Cristina:
Doll in the Box | Sleep it Off
"In a sassier, zestier,
brighter, funnier world,
Cristina would have been Madonna."
(Richard Strange)
Der Neubelebung des New Yorker Labels ZE Records ist es zu verdanken, dass seit einigen Monaten eine ganze Reihe verschollener Platten der New- und No Wave-Zeit wiederveröffentlicht werden. ZE Records wurde in den späten Siebziger Jahren vom Mothercare-Erben Michael Zilkha und dessen französischem Kumpel Michel Esteban gegründet; ZE wollten Punk, Funk und Disco vereinen, eine bis dato ungewöhnliche Kombination, aber die beiden Gründer erwiesen unfehlbares Gespür für den Sound der Zeit. Auf keinem anderen Label wurde der NYC-Sound der Siebziger und frühen Achtziger Jahre authentischer verewigt als auf ZE: Acts wie Lydia Lunch, Kid Creole & the Coconuts, Lizzy Mercier Descloux, James White & the Contortions, Suicide, Arto Lindsay, Was (not Was) und eben Cristina fanden dort ihr Zuhause. Die Sampler N.Y No Wave. The Ultimate East Vilage 80's Soundtrack und Mutant Disco. A Subtle Dislocation of the Norm bieten einen umfassenden Einblick in das Oeuvre des legendären Labels und seien an dieser Stelle wärmstens empfohlen!
Zilkha verliebte sich in die Harvardstudentin Cristina Monet und schnell war klar, dass mit der vielseitig talentierten Cristina eine Platte aufgenommen werden sollte. Über ihre erste Single, "Disco Clone" sagte sie selbst: "That is, without doubt, the worst song I have ever heard. It is so bad that the only way you could record it would be as Brechtian pastiche."
Das Konzept Cristina war neu und offenbar zu kompliziert, als mehr als eine kleine Schar von Fans zu begeistern, die die Verbindung von Ironie und Disco, Sexiness und ihrer gleichzeitigen Dekonstruktion verstanden. Die "Prinzessin" von ZE Records sang Brecht/Weill-Stücke, coverte Van Morrison, "La Poupée qui fait non" von Michel Polnareff und "Drive my Car" von den Beatles. Sie wurde von Don Was, Robert Palmer und August Darnell a.k.a Kid Creole produziert und von vielen Künstlern wie Blondie und Siouxsie Sioux verehrt.

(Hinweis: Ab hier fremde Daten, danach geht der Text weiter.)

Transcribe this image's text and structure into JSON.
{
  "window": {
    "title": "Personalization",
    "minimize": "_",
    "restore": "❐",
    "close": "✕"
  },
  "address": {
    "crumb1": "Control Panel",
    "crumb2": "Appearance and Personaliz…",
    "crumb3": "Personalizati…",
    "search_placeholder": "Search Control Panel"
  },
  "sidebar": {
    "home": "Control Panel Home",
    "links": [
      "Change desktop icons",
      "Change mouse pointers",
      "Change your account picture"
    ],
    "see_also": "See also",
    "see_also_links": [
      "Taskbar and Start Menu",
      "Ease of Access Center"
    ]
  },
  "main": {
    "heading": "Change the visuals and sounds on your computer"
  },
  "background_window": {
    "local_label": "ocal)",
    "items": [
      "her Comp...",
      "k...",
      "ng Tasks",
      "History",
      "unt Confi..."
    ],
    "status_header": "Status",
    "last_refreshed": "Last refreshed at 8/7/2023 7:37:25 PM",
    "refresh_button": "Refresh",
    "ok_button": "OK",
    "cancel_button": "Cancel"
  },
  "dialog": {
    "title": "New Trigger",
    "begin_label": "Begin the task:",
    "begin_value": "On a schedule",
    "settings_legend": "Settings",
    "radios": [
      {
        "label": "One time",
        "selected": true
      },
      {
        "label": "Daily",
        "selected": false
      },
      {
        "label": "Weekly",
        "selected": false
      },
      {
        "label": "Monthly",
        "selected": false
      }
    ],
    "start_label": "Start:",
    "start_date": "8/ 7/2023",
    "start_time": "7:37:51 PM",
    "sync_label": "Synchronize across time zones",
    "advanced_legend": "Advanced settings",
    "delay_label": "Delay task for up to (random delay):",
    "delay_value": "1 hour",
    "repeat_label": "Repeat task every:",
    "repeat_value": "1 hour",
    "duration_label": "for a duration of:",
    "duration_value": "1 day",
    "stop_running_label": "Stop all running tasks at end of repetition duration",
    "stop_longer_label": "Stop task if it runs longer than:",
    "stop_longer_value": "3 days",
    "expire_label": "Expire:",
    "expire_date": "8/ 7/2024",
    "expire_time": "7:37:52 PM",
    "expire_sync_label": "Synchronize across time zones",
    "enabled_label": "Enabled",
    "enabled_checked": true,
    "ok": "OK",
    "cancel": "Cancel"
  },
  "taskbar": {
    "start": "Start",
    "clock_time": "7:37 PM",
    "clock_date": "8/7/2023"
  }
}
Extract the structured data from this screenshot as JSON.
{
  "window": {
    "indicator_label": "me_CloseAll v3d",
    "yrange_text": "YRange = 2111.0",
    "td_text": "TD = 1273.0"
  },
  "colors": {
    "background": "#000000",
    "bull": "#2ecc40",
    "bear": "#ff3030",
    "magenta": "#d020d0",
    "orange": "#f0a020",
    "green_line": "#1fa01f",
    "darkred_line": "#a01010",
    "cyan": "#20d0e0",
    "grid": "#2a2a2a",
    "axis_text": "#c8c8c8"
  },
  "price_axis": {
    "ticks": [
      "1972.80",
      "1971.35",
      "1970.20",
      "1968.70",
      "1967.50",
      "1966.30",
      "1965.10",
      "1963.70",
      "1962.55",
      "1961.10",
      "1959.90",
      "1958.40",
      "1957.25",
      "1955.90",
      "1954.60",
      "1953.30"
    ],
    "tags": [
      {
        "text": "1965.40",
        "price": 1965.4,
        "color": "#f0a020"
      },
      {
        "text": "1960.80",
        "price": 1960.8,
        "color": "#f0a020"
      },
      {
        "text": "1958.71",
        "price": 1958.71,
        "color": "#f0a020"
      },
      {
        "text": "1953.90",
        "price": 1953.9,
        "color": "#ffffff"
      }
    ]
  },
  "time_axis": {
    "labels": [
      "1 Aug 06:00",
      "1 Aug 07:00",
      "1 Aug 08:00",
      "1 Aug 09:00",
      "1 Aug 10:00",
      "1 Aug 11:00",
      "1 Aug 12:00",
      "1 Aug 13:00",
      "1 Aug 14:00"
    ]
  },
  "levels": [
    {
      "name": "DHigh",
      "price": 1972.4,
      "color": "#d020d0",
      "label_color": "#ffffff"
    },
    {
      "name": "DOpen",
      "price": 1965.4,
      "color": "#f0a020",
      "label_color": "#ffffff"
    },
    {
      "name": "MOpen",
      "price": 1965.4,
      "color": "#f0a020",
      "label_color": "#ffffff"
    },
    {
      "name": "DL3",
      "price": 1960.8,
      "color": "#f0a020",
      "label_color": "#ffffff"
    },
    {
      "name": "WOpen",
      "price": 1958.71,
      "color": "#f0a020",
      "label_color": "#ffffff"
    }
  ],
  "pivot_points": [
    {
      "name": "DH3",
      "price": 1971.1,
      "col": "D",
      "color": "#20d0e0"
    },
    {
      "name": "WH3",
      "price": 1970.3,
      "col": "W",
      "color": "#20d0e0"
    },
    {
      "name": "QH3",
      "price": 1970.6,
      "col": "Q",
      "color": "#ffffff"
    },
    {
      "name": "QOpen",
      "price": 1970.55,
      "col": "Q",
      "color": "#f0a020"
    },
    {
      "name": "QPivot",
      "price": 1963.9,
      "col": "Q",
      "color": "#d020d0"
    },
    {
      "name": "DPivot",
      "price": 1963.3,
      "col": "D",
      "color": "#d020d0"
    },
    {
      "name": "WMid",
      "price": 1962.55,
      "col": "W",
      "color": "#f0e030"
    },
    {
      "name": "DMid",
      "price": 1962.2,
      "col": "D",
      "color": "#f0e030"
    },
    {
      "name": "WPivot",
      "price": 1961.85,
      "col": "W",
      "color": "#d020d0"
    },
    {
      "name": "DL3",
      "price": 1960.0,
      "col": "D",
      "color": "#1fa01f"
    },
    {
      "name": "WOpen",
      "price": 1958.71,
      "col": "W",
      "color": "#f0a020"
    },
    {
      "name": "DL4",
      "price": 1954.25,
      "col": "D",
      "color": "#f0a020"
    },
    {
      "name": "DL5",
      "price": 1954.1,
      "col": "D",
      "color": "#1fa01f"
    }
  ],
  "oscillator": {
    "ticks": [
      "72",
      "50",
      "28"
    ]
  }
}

Ihre lakonische Tongue-in-Cheek-Attitude verband sie eher mit Debbie Harry als mit Madonna; ihr sexy Outfit mit gleichzeitiger Distanz zur eigenen (Körper-)Ausbeutung kann am ehesten mit der heutigen Kylie Minogue in Verbindung gebracht werden. Cristinas Stil war nicht kategorisierbar und schwierig zu vermitteln, ihre größtenteils selbst geschriebenen bitteren Texte, die voller "turmoil" und "depressions" stecken, passen auf den ersten Blick so gar nicht zu ihrem Centerfold-Hochglanz-Image und bilden im Zusammenspiel so etwas wie die Definition von Camp.
"My sheets are stained so is my brain, what's a Girl to do?" – Cristina veröffentlichte diese Single im gleichen Jahr, in dem Cyndi Lauper "Girls just wanna have fun" skandierte. Aber in 1984 war Spaß mehr en vogue als Selbstzweifel: "What's a Girl to do" wurde zwar zu Cristinas "Hymne", die LP Sleep it Off aber floppte, die Welt war nicht bereit für Cristina. "The one thing that pop music has lost lately is its sense of irony" klagte sie, ungeklärt bleibt, während welcher Epoche das anders gewesen sein sollte.
Aber wer weiß, vielleicht wird sie heute besser verstanden als in den ironiefreien Achtzigern, in denen man Glamour nur als pure Oberfläche wahrnehmen wollte und konnte. Nachzuprüfen auf den beiden liebevoll ausgestatteten CDs Doll in the Box und Sleep it Off: Überschäumende Electrodiscostücke wie "Ticket to the Tropics" wechseln sich ab mit der Punkrockpersiflage "Don't mutilate my mink" und bittersüßen Songs wie "Quicksand Lovers". Das schick aufgemachte Reissue von Sleep it Off bietet neben den regulären Stücken der Original-LP auch eine bislang unveröffentlichte Coverversion des Princesongs "When U Were Mine".
Und was macht Cristina heute? Sie lebt noch immer in New York und produziert neue Acts wie Ladytron. Vielleicht kann sie ihr Konzept von "intellectual disco" doch noch verwirklichen.